When I was a teen there were albums in a small record store. I could spend an afternoon in there looking at covers and if something intrigued me, there was a booth in the back and I could listen to it.
I could listen to all the Top 40 on my radio. Every single one. And friends would recommend things to me. That's how I found out about The Who, Jimi Hendrix and The Velvet Underground. I'd go over to a friend's house and they'd play it for me. There were shows on TV, from Dick Clark to Ed Sullivan.

When I got older there were Big Box stores like Tower Records. No way you could really study all of this stuff. But it was divided into categories, which made it a little easier to explore. I read reviews. And at the stores I went to there were listening stations for the music they were pushing. When I moved to New York I heard music in clubs, both live and on record.

Then there was Napster and mp3s. I gradually transferred my music to portable devices. I listened more when I was out and about than at home. Eventually there was iTunes, which really hurt the idea of an album, as you could buy separate songs. This hurt the money that musicians could make from their music. But people were still paying for songs.

But iTunes was a massive sea of songs. It became harder to discover music I liked in that sea. I was older and stopped reading Rolling Stone. When I saw the Grammys or SNL, I often didn't know who these singers and groups were. They weren't aimed at me.

How could anything I wrote be noticed on iTunes? You need to perform. You need to be young, and if possible, beautiful. I had no idea how to get one of my songs up on iTunes without a record deal.
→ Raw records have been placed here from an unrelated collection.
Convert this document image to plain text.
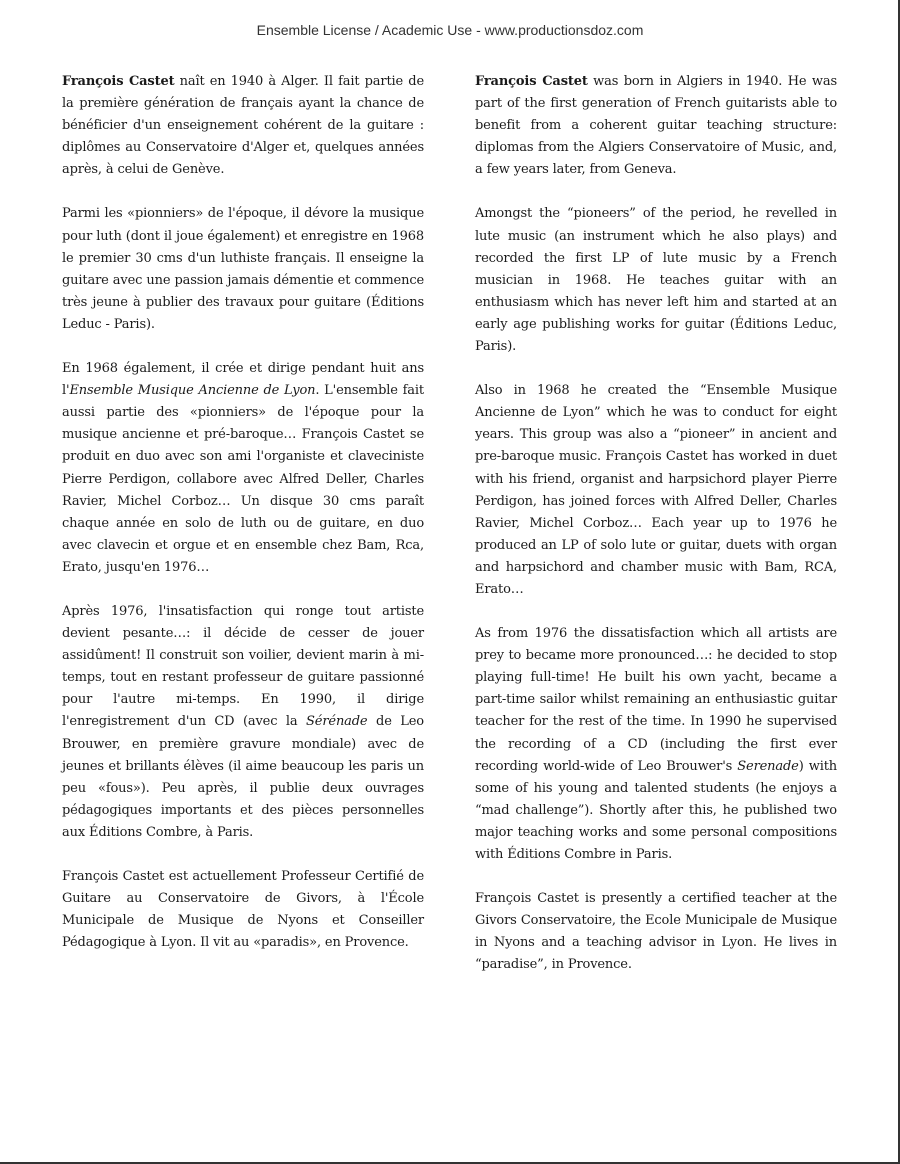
Ensemble License / Academic Use - www.productionsdoz.com

François Castet naît en 1940 à Alger. Il fait partie de la première génération de français ayant la chance de bénéficier d'un enseignement cohérent de la guitare : diplômes au Conservatoire d'Alger et, quelques années après, à celui de Genève.

Parmi les «pionniers» de l'époque, il dévore la musique pour luth (dont il joue également) et enregistre en 1968 le premier 30 cms d'un luthiste français. Il enseigne la guitare avec une passion jamais démentie et commence très jeune à publier des travaux pour guitare (Éditions Leduc - Paris).

En 1968 également, il crée et dirige pendant huit ans l'Ensemble Musique Ancienne de Lyon. L'ensemble fait aussi partie des «pionniers» de l'époque pour la musique ancienne et pré-baroque… François Castet se produit en duo avec son ami l'organiste et claveciniste Pierre Perdigon, collabore avec Alfred Deller, Charles Ravier, Michel Corboz… Un disque 30 cms paraît chaque année en solo de luth ou de guitare, en duo avec clavecin et orgue et en ensemble chez Bam, Rca, Erato, jusqu'en 1976…

Après 1976, l'insatisfaction qui ronge tout artiste devient pesante…: il décide de cesser de jouer assidûment! Il construit son voilier, devient marin à mi-temps, tout en restant professeur de guitare passionné pour l'autre mi-temps. En 1990, il dirige l'enregistrement d'un CD (avec la Sérénade de Leo Brouwer, en première gravure mondiale) avec de jeunes et brillants élèves (il aime beaucoup les paris un peu «fous»). Peu après, il publie deux ouvrages pédagogiques importants et des pièces personnelles aux Éditions Combre, à Paris.

François Castet est actuellement Professeur Certifié de Guitare au Conservatoire de Givors, à l'École Municipale de Musique de Nyons et Conseiller Pédagogique à Lyon. Il vit au «paradis», en Provence.

François Castet was born in Algiers in 1940. He was part of the first generation of French guitarists able to benefit from a coherent guitar teaching structure: diplomas from the Algiers Conservatoire of Music, and, a few years later, from Geneva.

Amongst the “pioneers” of the period, he revelled in lute music (an instrument which he also plays) and recorded the first LP of lute music by a French musician in 1968. He teaches guitar with an enthusiasm which has never left him and started at an early age publishing works for guitar (Éditions Leduc, Paris).

Also in 1968 he created the “Ensemble Musique Ancienne de Lyon” which he was to conduct for eight years. This group was also a “pioneer” in ancient and pre-baroque music. François Castet has worked in duet with his friend, organist and harpsichord player Pierre Perdigon, has joined forces with Alfred Deller, Charles Ravier, Michel Corboz… Each year up to 1976 he produced an LP of solo lute or guitar, duets with organ and harpsichord and chamber music with Bam, RCA, Erato…

As from 1976 the dissatisfaction which all artists are prey to became more pronounced…: he decided to stop playing full-time! He built his own yacht, became a part-time sailor whilst remaining an enthusiastic guitar teacher for the rest of the time. In 1990 he supervised the recording of a CD (including the first ever recording world-wide of Leo Brouwer's Serenade) with some of his young and talented students (he enjoys a “mad challenge”). Shortly after this, he published two major teaching works and some personal compositions with Éditions Combre in Paris.

François Castet is presently a certified teacher at the Givors Conservatoire, the Ecole Municipale de Musique in Nyons and a teaching advisor in Lyon. He lives in “paradise”, in Provence.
Spotify and the streaming services did away with the idea of making money from music unless you were really big. Streaming services were just a place where I could send somebody a link and they could hear my music. Soundcloud. YouTube.

But I'm doing a project where I'm spending a year on five songs. Spending a ton of money. I want those songs up on Spotify, Apple, Amazon and the rest. Totally unlike the hundred or so songs I've written since I was a teenager, these are the best I can do. A large part of the inspiration for this project was me starting to listen to new music again. Billie Eilish and Lorde and Lana del Rey and yes, Taylor Swift, inspired me. I was excited about the craft of songwriting again.
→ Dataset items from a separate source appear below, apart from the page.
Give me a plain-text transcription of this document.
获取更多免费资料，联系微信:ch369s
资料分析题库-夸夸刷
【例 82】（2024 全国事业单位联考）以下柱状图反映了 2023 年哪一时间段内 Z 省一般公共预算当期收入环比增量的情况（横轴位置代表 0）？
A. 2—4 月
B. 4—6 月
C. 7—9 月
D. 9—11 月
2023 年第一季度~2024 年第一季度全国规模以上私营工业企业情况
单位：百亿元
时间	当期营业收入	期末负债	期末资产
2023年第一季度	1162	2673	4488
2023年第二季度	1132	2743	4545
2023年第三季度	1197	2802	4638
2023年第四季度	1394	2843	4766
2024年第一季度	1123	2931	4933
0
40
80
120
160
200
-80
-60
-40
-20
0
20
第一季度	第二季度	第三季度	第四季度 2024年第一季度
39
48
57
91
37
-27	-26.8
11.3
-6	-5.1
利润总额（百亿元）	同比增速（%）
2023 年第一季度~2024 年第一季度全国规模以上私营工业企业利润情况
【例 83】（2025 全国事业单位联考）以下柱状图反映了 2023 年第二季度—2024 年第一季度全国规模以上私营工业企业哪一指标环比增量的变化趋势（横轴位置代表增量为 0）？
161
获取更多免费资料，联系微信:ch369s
AI is simply the latest thing to make the choices of songs from that little record store to a list that is almost infinite in size. I am nostalgic for the days where I'd be only competing with all the people like me--independent songwriters doing the best they can. I'd take on that challenge, because I am putting a lot of time, giving it my all, and I don't know how many people are doing that.
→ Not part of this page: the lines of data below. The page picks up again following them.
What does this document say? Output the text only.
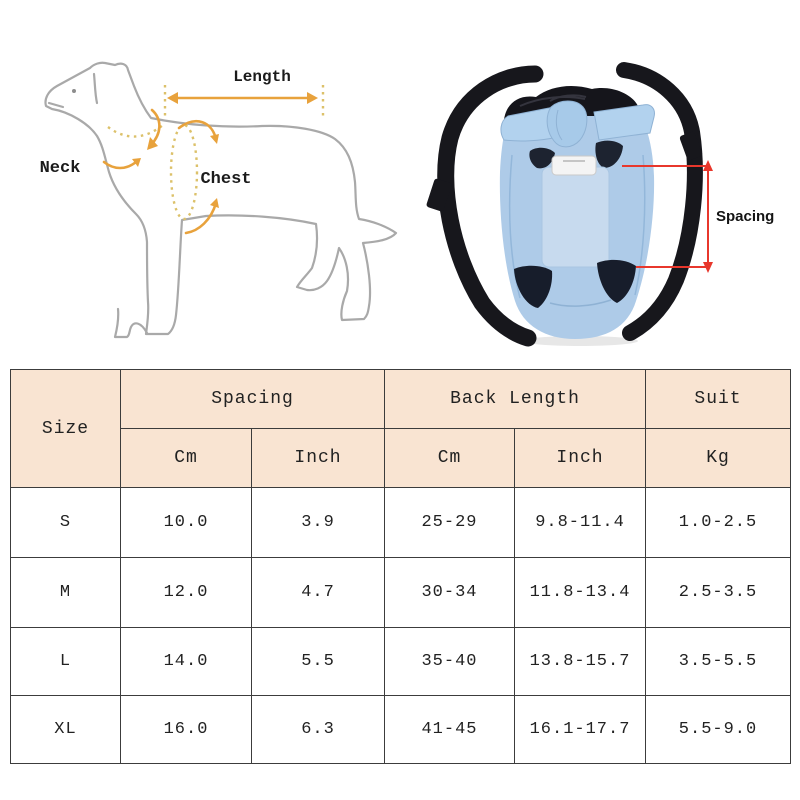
Length
Neck
Chest
Spacing
Size	Spacing		Back Length		Suit
	Cm	Inch	Cm	Inch	Kg
S	10.0	3.9	25-29	9.8-11.4	1.0-2.5
M	12.0	4.7	30-34	11.8-13.4	2.5-3.5
L	14.0	5.5	35-40	13.8-15.7	3.5-5.5
XL	16.0	6.3	41-45	16.1-17.7	5.5-9.0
In 2026, you have to be more a marketer than an artist. Luckily that's what I am. I spent 50 years in the film business marketing foreign and independent films. I ran a web business. I was a consultant for buying ads on Facebook for many years. I was a YouTuber for a long time. These experiences are not enough, but they are a start. I have a strategic plan for my five songs. I don't see the point in writing a song without an idea for how you can get it out there.

I believe in my songs, and I believe that if certain people hear them, they'll like them. It's honestly not about numbers. When I made YouTube videos, every now and then there would be one video that connected with one viewer, and they wrote me about what it meant to them. And that made it all worthwhile for me.